Intense exercise, particularly eccentric exercise, actually initially damages our muscle fibers. During recovery after exercise, our muscles begin to repair and develop adaptations that improve exercise performance with continued training.
Eccentric exercise involves the contraction of muscles as they lengthen. For example, during the lowering phase of a bicep curl, the biceps muscle is lengthening as it contracts and generating tension to resist the weight of the dumbbell acting downwards. After heavy eccentric exercise, the strength of muscle decreases until it is fully repaired.
Studies have found that alcohol can worsen strength losses following eccentric exercise. For example, one study asked subjects to complete 300 eccentric contractions of the quadriceps muscle of one leg. Subjects then either consumed 1g/kg bodyweight of alcohol or the same amount (in calories) of orange juice. Compared to those who drank orange juice, subjects who consumed alcohol experienced a significantly greater loss of muscle strength at 30 and 60 hours after the exercise bout.
As with other performance outcomes, the effect of alcohol on exercise-induced muscle damage depends heavily on dose. Other studies have found that drinking 0.5 g / kg bodyweight in alcohol does not worsen losses in strength following eccentric exercise.
In order for muscles to grow in size and strength, muscle cells need to build new proteins (such as contractile proteins) at a greater rate at which they break them down.
The process of building amino acids into proteins is known as muscle protein synthesis (MPS). You can read more about this in your Muscle hypertrophy (mTOR) trait.
In vitro studies strongly suggest that alcohol consumption impairs muscle protein synthesis, although how this applies to humans in vivo is less well-established.
In one study, muscle protein synthesis was reduced by 24-37% in subjects consuming alcohol after exercise. This effect was present even when alcohol was consumed in conjunction with protein and carbohydrate.
The subjects in this study consumed about 1.5 g / kg bodyweight of alcohol, which equates to between 10 – 13 standard drinks (WHO classify a standard drink as containing 8g of alcohol).
If you’re keen to maximise muscle gains then, heavy drinking after strenuous exercise is not recommended.
If you’ve ever been injured, a question you’ll likely ask is, “How quickly can I return to exercise?”
One answer to this question may be, “Less quickly if you drink large amounts of alcohol.”
Recovery from injury involves various inflammatory and hormonal processes that act to remodel tissue and promote healing.

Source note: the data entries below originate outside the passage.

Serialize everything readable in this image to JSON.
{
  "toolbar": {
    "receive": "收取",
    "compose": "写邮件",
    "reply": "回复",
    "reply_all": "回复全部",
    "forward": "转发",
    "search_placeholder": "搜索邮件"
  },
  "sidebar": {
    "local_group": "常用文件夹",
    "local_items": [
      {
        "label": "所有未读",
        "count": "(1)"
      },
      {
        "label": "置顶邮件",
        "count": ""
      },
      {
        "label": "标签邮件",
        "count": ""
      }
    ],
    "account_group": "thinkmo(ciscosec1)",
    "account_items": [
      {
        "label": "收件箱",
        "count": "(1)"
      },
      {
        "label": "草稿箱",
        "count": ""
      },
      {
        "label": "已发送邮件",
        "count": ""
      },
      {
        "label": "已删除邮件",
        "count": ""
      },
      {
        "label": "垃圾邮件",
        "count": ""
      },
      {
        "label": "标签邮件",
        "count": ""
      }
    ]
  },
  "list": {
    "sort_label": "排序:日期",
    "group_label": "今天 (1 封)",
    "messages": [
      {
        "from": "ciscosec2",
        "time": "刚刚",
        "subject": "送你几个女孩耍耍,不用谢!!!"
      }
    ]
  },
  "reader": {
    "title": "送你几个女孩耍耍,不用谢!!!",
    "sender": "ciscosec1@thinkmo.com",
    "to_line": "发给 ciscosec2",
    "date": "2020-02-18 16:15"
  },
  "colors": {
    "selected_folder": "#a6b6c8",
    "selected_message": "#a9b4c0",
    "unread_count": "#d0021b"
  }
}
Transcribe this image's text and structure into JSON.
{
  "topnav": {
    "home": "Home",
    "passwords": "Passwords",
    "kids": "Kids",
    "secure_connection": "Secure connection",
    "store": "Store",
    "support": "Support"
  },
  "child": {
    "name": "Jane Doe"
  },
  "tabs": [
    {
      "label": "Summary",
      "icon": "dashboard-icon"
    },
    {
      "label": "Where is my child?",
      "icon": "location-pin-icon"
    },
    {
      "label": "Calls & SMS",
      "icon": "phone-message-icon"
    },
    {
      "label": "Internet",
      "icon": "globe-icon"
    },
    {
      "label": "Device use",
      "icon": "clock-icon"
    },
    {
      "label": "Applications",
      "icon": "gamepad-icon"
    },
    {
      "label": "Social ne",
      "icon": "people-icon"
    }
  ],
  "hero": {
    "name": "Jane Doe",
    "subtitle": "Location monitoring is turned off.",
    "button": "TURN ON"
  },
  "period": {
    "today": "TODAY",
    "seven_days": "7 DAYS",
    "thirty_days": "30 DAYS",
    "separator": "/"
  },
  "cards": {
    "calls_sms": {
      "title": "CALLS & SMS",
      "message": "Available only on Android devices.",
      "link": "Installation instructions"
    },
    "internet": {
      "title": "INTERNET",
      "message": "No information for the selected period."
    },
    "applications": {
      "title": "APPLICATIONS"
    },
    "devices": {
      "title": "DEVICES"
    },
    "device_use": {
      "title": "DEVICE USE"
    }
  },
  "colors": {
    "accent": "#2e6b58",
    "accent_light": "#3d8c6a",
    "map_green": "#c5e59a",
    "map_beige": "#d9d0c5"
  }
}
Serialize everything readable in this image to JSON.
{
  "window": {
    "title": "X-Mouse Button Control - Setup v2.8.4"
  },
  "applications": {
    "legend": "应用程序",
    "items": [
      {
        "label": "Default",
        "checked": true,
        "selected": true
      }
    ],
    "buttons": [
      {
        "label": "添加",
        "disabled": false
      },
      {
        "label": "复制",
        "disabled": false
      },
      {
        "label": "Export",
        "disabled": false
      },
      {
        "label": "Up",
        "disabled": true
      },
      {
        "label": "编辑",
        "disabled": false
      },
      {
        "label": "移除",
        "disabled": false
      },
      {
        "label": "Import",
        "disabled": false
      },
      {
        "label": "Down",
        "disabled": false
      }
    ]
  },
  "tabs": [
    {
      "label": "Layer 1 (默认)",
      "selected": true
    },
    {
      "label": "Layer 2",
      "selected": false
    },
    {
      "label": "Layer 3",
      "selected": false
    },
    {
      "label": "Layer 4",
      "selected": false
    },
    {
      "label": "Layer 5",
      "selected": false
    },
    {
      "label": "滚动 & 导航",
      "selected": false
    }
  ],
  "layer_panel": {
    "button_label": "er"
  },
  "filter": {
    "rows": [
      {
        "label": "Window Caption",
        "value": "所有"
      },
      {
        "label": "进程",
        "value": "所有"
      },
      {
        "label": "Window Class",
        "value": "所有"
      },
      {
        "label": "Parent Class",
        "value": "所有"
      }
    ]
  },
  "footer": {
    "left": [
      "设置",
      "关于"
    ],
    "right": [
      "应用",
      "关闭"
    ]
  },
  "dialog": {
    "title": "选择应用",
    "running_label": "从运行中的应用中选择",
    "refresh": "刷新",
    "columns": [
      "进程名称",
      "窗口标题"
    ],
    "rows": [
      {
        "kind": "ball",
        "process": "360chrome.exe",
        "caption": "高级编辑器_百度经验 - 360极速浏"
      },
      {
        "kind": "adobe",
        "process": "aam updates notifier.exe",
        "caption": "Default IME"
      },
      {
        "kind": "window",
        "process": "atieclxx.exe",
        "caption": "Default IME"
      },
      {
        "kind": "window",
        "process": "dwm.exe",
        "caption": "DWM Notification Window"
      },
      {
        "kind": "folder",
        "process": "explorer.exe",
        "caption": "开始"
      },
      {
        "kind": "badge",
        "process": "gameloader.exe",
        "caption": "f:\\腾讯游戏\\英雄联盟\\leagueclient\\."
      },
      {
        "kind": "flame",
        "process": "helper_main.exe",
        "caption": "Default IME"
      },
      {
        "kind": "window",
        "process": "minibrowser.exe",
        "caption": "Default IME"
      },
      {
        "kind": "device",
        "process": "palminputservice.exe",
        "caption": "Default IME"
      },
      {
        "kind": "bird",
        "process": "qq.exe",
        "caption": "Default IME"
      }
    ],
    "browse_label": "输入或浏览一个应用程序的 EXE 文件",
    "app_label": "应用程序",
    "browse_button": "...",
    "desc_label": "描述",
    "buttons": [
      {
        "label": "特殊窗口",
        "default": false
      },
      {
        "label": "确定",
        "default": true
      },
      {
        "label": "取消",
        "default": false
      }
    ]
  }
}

Such processes can be negatively impacted by high intakes of alcohol.
For example, alcohol is known to inhibit the production of pro-inflammatory cytokines, thereby dampening the acute inflammatory response to tissue injury. This delays recovery as acute, controlled inflammation is a central part of tissue repair.
Furthermore, alcohol causes vasodilation – widening of blood vessels. It has been shown that alcohol-induced vasodilatation increases blood flow to sites of tissue injury, thereby worsening swelling and delaying healing.
High intakes of alcohol (1.5 g/ kg bodyweight) also inhibit the production of testosterone and growth hormone. Both of these hormones are involved in muscle regeneration and protein synthesis following tissue injury.
Finally, alcohol is well known to affect sleep quality, another key component of exercise recovery.
Although more research is needed, given the above findings, it's recommended that you moderate your alcohol intake if you wish to expedite recovery from injury.